With a sharp eye to the next genetic development on the horizon, Marteau is also investigating how people conceptualise inheritance and genes in the context of "multifactorial" conditions such as heart disease, diabetes, cancer and even traits such as intelligence. What will happen when people are offered gene-based forecasts of their susceptibility to disease? Are people going to flip straight over into some sort of genetic determinism? Or are they more sophisticated? And even if they do see genes as destiny, is there any way that you can give the information that would stop them from doing that?
Already some of the group's work suggests that talk of genes in a medical context can be counterproductive. A recent study by a PhD student in Marteau's team focused on an inherited condition known as familial hypercholesterolaemia. Parents who understand that their children had high levels of cholesterol in their blood were confident they could tackle the problem with diet and drug therapy. But those who had understood that a defective gene was to blame seemed much more fatalistic and felt there was little that could be done to help.
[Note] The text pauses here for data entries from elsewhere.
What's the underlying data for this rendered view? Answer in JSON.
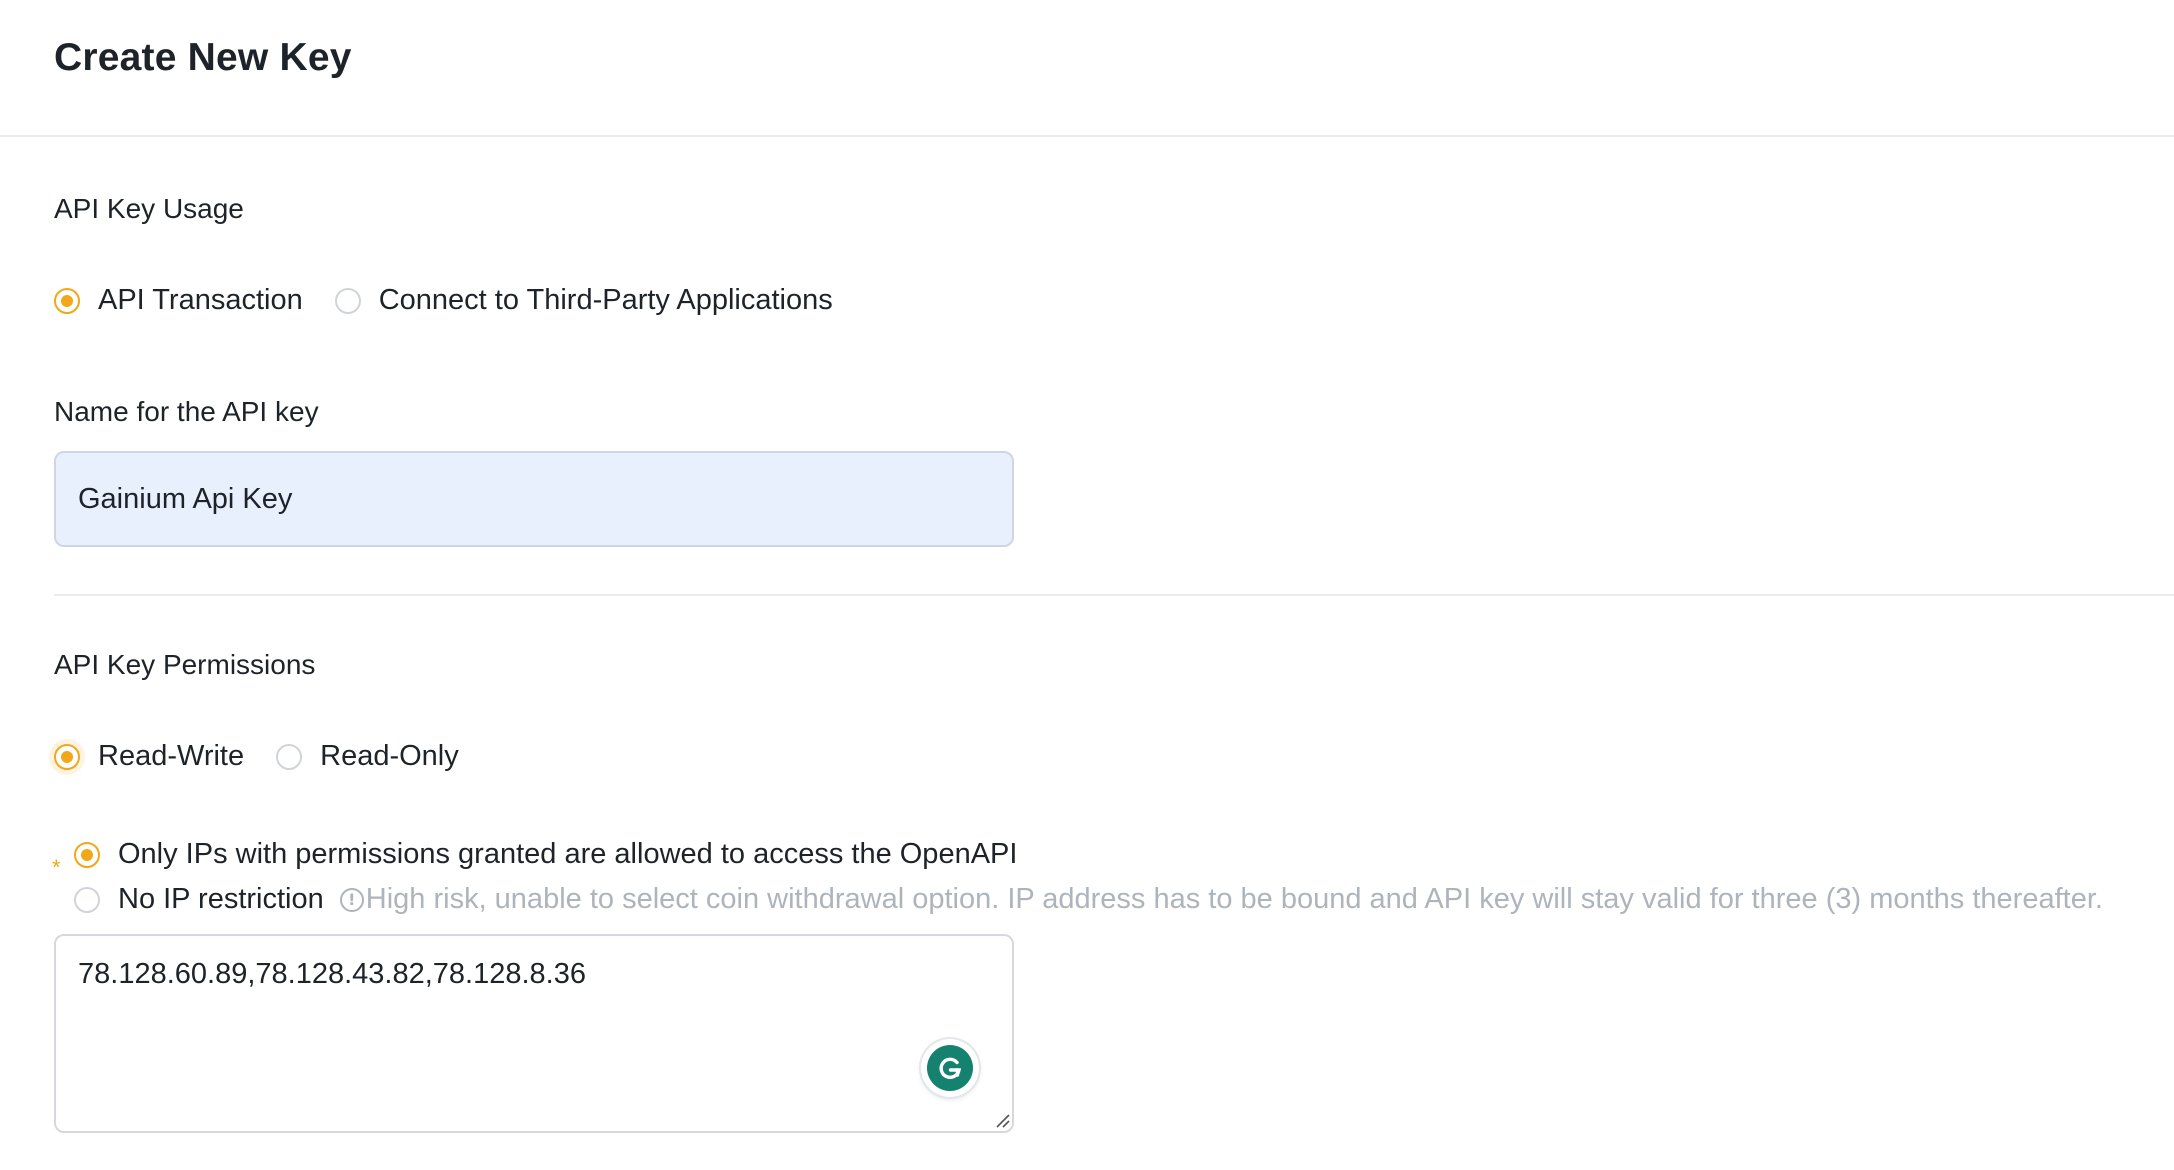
{
  "header": {
    "title": "Create New Key"
  },
  "usage": {
    "label": "API Key Usage",
    "options": [
      {
        "label": "API Transaction",
        "selected": true
      },
      {
        "label": "Connect to Third-Party Applications",
        "selected": false
      }
    ]
  },
  "name_field": {
    "label": "Name for the API key",
    "value": "Gainium Api Key"
  },
  "permissions": {
    "label": "API Key Permissions",
    "options": [
      {
        "label": "Read-Write",
        "selected": true
      },
      {
        "label": "Read-Only",
        "selected": false
      }
    ]
  },
  "ip_access": {
    "required_mark": "*",
    "options": [
      {
        "label": "Only IPs with permissions granted are allowed to access the OpenAPI",
        "selected": true
      },
      {
        "label": "No IP restriction",
        "selected": false
      }
    ],
    "warning_icon": "!",
    "warning": "High risk, unable to select coin withdrawal option. IP address has to be bound and API key will stay valid for three (3) months thereafter.",
    "ip_list": "78.128.60.89,78.128.43.82,78.128.8.36"
  },
  "colors": {
    "accent": "#f0a81a",
    "input_autofill_bg": "#e8f0fe",
    "grammarly": "#15826f",
    "muted_text": "#aeb4bc"
  },
  "icons": {
    "grammarly": "grammarly-icon",
    "info": "info-circle-icon",
    "resize": "resize-handle-icon"
  }
}
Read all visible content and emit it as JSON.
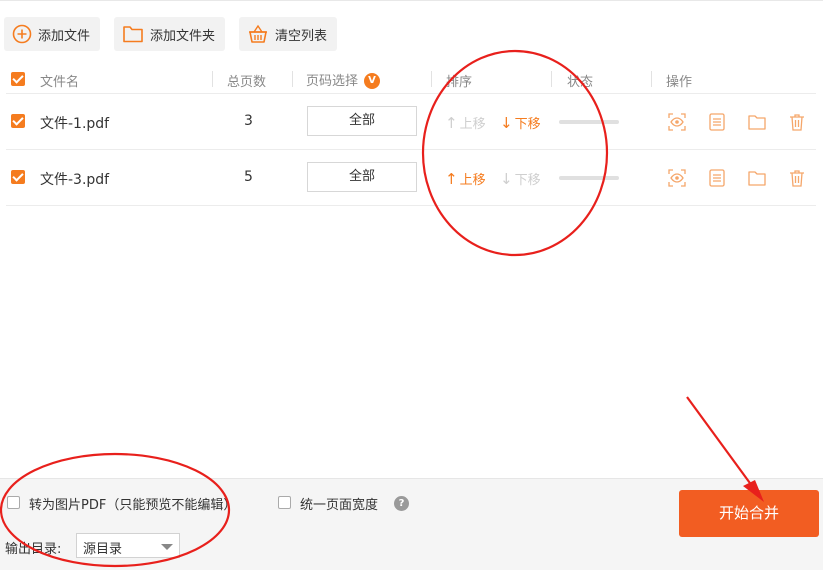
{
  "toolbar": {
    "add_file": "添加文件",
    "add_folder": "添加文件夹",
    "clear_list": "清空列表"
  },
  "table": {
    "headers": {
      "file_name": "文件名",
      "total_pages": "总页数",
      "page_select": "页码选择",
      "page_select_badge": "V",
      "sort": "排序",
      "status": "状态",
      "actions": "操作"
    },
    "rows": [
      {
        "name": "文件-1.pdf",
        "pages": "3",
        "range": "全部",
        "move_up": "上移",
        "move_down": "下移",
        "up_enabled": false,
        "down_enabled": true,
        "checked": true
      },
      {
        "name": "文件-3.pdf",
        "pages": "5",
        "range": "全部",
        "move_up": "上移",
        "move_down": "下移",
        "up_enabled": true,
        "down_enabled": false,
        "checked": true
      }
    ]
  },
  "footer": {
    "image_pdf_label": "转为图片PDF（只能预览不能编辑）",
    "uniform_width_label": "统一页面宽度",
    "help": "?",
    "output_dir_label": "输出目录:",
    "output_dir_value": "源目录",
    "start_button": "开始合并"
  },
  "colors": {
    "accent": "#f57c1f",
    "start_button": "#f25d22",
    "annotation": "#e8201c"
  }
}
Yet Marteau and colleagues have also found that members of families at risk from the inherited bowel cancer FAP seem to resist thinking in genetically deterministic ways, despite their awareness of the fact that the cancer is a dominantly inherited condition linked to a single defective gene. "Even though they have been attending clinics and know quite a bit about it, they still conceptualise it as being a multifactorial condition," says Marteau. "It is not that they are ignorant, it's just that people have a sense that a gene may be necessary but not sufficient - there are environmental triggers. Scientifically I don't think it's that bad a way of thinking about it."